Personal information
- Full name: Louis Joseph Desire Niouky
- Date of birth: March 26, 1986 (age 39)
- Place of birth: Pikine, Senegal
- Height: 1.80 m (5 ft 11 in)
- Position: Midfielder

Team information
- Current team: Jersey Express
- Number: 22

Senior career*
- Years: Team / Apps / (Gls)
- 2003–2006: ASC Diaraf
- 2006–2010: Port Autonome
- 2010: New England Revolution / 13 / (0)
- 2011–: Jersey Express / 26 / (1)

= Joseph Niouky =

Senegalese footballer (born 1986)

Joseph Niouky (born March 28, 1986, in Pikine) is a Senegalese footballer who currently plays for Jersey Express in the USL Premier Development League.

==Club career==

===Senegal===
Niouky began his career with ASC Diaraf in Senegal, with whom he played for four seasons. He moved to top Senegalese side Port Autonome in 2006, where he established himself as one of the league's top central midfield players.

===United States===
On February 23, 2010, the New England Revolution officially announced the signing of Niouky, as an addition to their midfield.
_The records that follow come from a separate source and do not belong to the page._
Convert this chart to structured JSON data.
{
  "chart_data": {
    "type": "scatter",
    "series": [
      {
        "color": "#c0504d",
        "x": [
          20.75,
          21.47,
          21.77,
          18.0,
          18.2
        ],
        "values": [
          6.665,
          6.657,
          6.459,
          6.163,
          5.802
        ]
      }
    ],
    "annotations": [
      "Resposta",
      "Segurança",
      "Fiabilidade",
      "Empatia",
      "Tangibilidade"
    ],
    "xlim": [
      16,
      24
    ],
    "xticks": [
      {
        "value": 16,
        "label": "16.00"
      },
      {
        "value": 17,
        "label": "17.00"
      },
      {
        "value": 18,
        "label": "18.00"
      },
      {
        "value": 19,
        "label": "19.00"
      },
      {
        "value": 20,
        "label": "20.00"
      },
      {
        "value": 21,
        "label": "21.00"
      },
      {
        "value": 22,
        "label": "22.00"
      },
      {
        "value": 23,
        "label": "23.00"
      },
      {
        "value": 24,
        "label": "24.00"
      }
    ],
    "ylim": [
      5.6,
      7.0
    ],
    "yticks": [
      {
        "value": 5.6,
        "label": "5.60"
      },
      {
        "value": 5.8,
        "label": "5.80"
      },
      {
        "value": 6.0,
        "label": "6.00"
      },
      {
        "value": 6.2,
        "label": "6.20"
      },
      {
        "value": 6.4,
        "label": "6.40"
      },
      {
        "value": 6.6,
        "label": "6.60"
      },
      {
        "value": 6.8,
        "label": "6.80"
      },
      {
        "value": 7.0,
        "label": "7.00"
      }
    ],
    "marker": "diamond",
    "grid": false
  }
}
On August 11, 2010, Niouky was released by the Revolution, nearly six months after signing with the club, having played in just 13 MLS games.

Having been unable to secure a contract with a professional club elsewhere, Niouky signed to play with Jersey Express in the USL Premier Development League in 2011. He made his debut for the team on May 14, 2011. in their 2011 season opener, a 3–0 win over the Westchester Flames.